Once George discovers that he is sick, he decides to undertake an alternative health regimen that has been successful in only 8 percent of the patients who agree to try it. George is a bitter, ungrateful sort who meets an aspiring comedian named Ira played by Seth Rogen. Ira works at a grocery store, manning the deli counter, with the help of RZA, who’s coming into his own as an actor, after having started his entertainment career as part of the rap group Wu-Tang Clan. RZA plays Chuck, whose short time in the movie is marked by him using the “N” word a couple of times and calling his wife a bitch. He shows up toward the end of the movie, as Ira comes back to work at the deli, after having endured a stint as George’s assistant. I was glad to see RZA cast as Chuck, until he opened his mouth, and it’s disappointing to see the little dialogue that he did have didn’t really add much substance to the movie.

Even darker is the entire story of a comedian facing death, who doesn’t want others to know about his health condition. George seems to take out his frustrations and anger about his situation on Ira, who has two roommates, one another aspiring comedian and the other who’s had success in playing in a new cable sit-com.

Ira is hired to assist George and to also write jokes for him, as he embarks on a renewed stand-up comedy tour, in which he delivers somber jokes, which seem to center on “toilet humor” and “penis comedy,” as well as his eventual death. I don’t know if I’m missing something, but George talks a lot in the movie about other men’s penis sizes, including the landscaper who tends his lawn. It’s probably one of those “you have to be a guy thing” in order to get it. And I do understand that these types of jokes are director Judd Apatow’s signature.

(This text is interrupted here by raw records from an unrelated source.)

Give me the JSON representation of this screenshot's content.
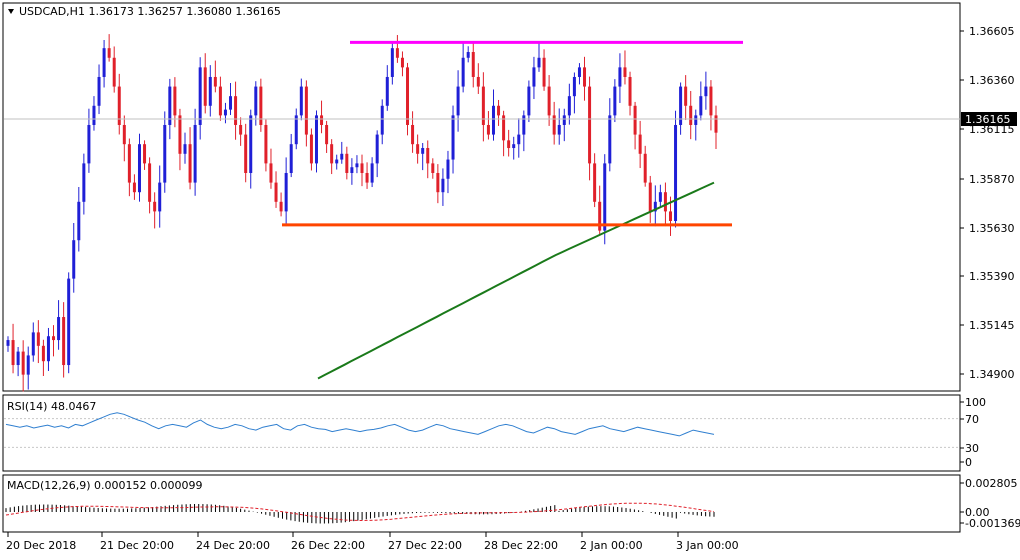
{
  "symbol_header": "USDCAD,H1  1.36173  1.36257  1.36080  1.36165",
  "price_axis": {
    "ticks": [
      "1.36605",
      "1.36360",
      "1.36115",
      "1.35870",
      "1.35630",
      "1.35390",
      "1.35145",
      "1.34900"
    ],
    "current_price": "1.36165"
  },
  "time_axis": {
    "labels": [
      "20 Dec 2018",
      "21 Dec 20:00",
      "24 Dec 20:00",
      "26 Dec 22:00",
      "27 Dec 22:00",
      "28 Dec 22:00",
      "2 Jan 00:00",
      "3 Jan 00:00"
    ]
  },
  "rsi_panel": {
    "label": "RSI(14) 48.0467",
    "ticks": [
      "100",
      "70",
      "30",
      "0"
    ]
  },
  "macd_panel": {
    "label": "MACD(12,26,9) 0.000152 0.000099",
    "ticks": [
      "0.002805",
      "0.00",
      "-0.001369"
    ]
  },
  "colors": {
    "bull": "#1f1fd6",
    "bear": "#e0202a",
    "resistance": "#ff00ff",
    "support": "#ff4500",
    "ma": "#1a7a1a",
    "rsi": "#2f7fd0",
    "signal": "#e0202a"
  },
  "chart_data": [
    {
      "type": "candlestick",
      "title": "USDCAD,H1",
      "ohlc_last": {
        "open": 1.36173,
        "high": 1.36257,
        "low": 1.3608,
        "close": 1.36165
      },
      "ylim": [
        1.3482,
        1.3683
      ],
      "x_labels": [
        "20 Dec 2018",
        "21 Dec 20:00",
        "24 Dec 20:00",
        "26 Dec 22:00",
        "27 Dec 22:00",
        "28 Dec 22:00",
        "2 Jan 00:00",
        "3 Jan 00:00"
      ],
      "closes": [
        1.3508,
        1.3495,
        1.3502,
        1.349,
        1.35,
        1.3512,
        1.3505,
        1.3497,
        1.351,
        1.3508,
        1.352,
        1.3495,
        1.354,
        1.356,
        1.358,
        1.36,
        1.362,
        1.363,
        1.3645,
        1.366,
        1.3655,
        1.364,
        1.362,
        1.361,
        1.359,
        1.3585,
        1.361,
        1.36,
        1.358,
        1.3575,
        1.359,
        1.362,
        1.364,
        1.3625,
        1.3605,
        1.361,
        1.359,
        1.362,
        1.365,
        1.363,
        1.3645,
        1.364,
        1.3625,
        1.3628,
        1.3635,
        1.362,
        1.3615,
        1.3595,
        1.3625,
        1.364,
        1.362,
        1.36,
        1.359,
        1.358,
        1.3575,
        1.3595,
        1.361,
        1.3625,
        1.364,
        1.3615,
        1.36,
        1.3625,
        1.362,
        1.361,
        1.36,
        1.3602,
        1.3605,
        1.3595,
        1.3598,
        1.36,
        1.3595,
        1.359,
        1.36,
        1.3615,
        1.363,
        1.3645,
        1.366,
        1.3655,
        1.365,
        1.362,
        1.361,
        1.3605,
        1.3608,
        1.36,
        1.3595,
        1.3585,
        1.3592,
        1.3602,
        1.3625,
        1.364,
        1.3655,
        1.3658,
        1.3645,
        1.364,
        1.362,
        1.3615,
        1.363,
        1.3625,
        1.3612,
        1.3608,
        1.361,
        1.3615,
        1.3625,
        1.364,
        1.365,
        1.3655,
        1.364,
        1.3625,
        1.3615,
        1.362,
        1.3625,
        1.3635,
        1.3645,
        1.365,
        1.364,
        1.36,
        1.358,
        1.3565,
        1.36,
        1.3625,
        1.364,
        1.365,
        1.3645,
        1.363,
        1.3615,
        1.3605,
        1.359,
        1.3575,
        1.358,
        1.3585,
        1.3575,
        1.357,
        1.362,
        1.364,
        1.363,
        1.362,
        1.3625,
        1.3635,
        1.364,
        1.3625,
        1.3616
      ],
      "ma_200": {
        "start": 1.3488,
        "end": 1.359
      },
      "resistance_level": 1.3663,
      "support_level": 1.3568
    },
    {
      "type": "line",
      "title": "RSI(14) 48.0467",
      "ylim": [
        0,
        100
      ],
      "levels": [
        30,
        70
      ],
      "values": [
        62,
        60,
        58,
        60,
        57,
        59,
        61,
        58,
        60,
        57,
        62,
        60,
        64,
        68,
        72,
        76,
        78,
        76,
        72,
        68,
        65,
        60,
        56,
        60,
        62,
        60,
        58,
        64,
        68,
        62,
        58,
        56,
        58,
        62,
        60,
        56,
        54,
        58,
        60,
        62,
        56,
        54,
        60,
        62,
        58,
        56,
        55,
        52,
        54,
        56,
        54,
        52,
        54,
        55,
        57,
        60,
        62,
        58,
        54,
        52,
        54,
        58,
        62,
        60,
        56,
        54,
        52,
        50,
        48,
        52,
        56,
        60,
        62,
        60,
        56,
        52,
        50,
        54,
        58,
        56,
        52,
        50,
        48,
        52,
        56,
        58,
        60,
        56,
        54,
        52,
        55,
        58,
        56,
        54,
        52,
        50,
        48,
        46,
        50,
        54,
        52,
        50,
        48
      ],
      "last": 48.0467
    },
    {
      "type": "bar",
      "title": "MACD(12,26,9)",
      "ylim": [
        -0.001369,
        0.002805
      ],
      "macd_last": 0.000152,
      "signal_last": 9.9e-05
    }
  ]
}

After a while George finds that the alternative treatments are, in fact, working and that the cancer has gone into submission. But not before he’s approached an ex-lover, who’s married with two children of her own. In some misplaced fantasy, George believes that he can woo her away from her husband, which turns into a disaster.
During the way, however, both Ira and George do some soul searching, and George re-unites with his immediate family. Meanwhile Ira establishes a stronger relationship with his roommates and musters up the nerve to take his new girlfriend out on a date.
Funny People is a movie that’s not that funny after all, even though I don’t believe that it set out to be funny.

One telling scene in the movie was between rapper Eminem and George, as Eminem tells George that he should have just been happy to die and just be over with it. It was a depressing scene, but I guess it was an instance of art imitating life, as Eminem has recently survived a rocky episode in his life.

I enjoyed the cast of comedians who played cameos in the movie, including Ray Romano, Sarah Silverstone, George Wallace, Paul Reiser, Norm MacDonald, Andy Dick, among others. I also enjoyed the unique artwork that adorns the apartment shared by Ira and his roommates, where famous comedians such as Redd Foxx, Rodney Dangerfield, W.C. Fields and Bill Cosby were featured in various posters and paintings.

For me, Funny People is a bit long-winded, clocking in at slightly less than 2-1/2 hours. But for Apatow and the cast members, the movie had them laughing all the way to the bank, as it took in the top box office for its first weekend. However, for those fans that are looking for funny, off-the-top Sandler, Funny People, unfortunately, is no laughing matter.

Elaine Hegwood Bowen is an editor, writer and film critic in Chicago.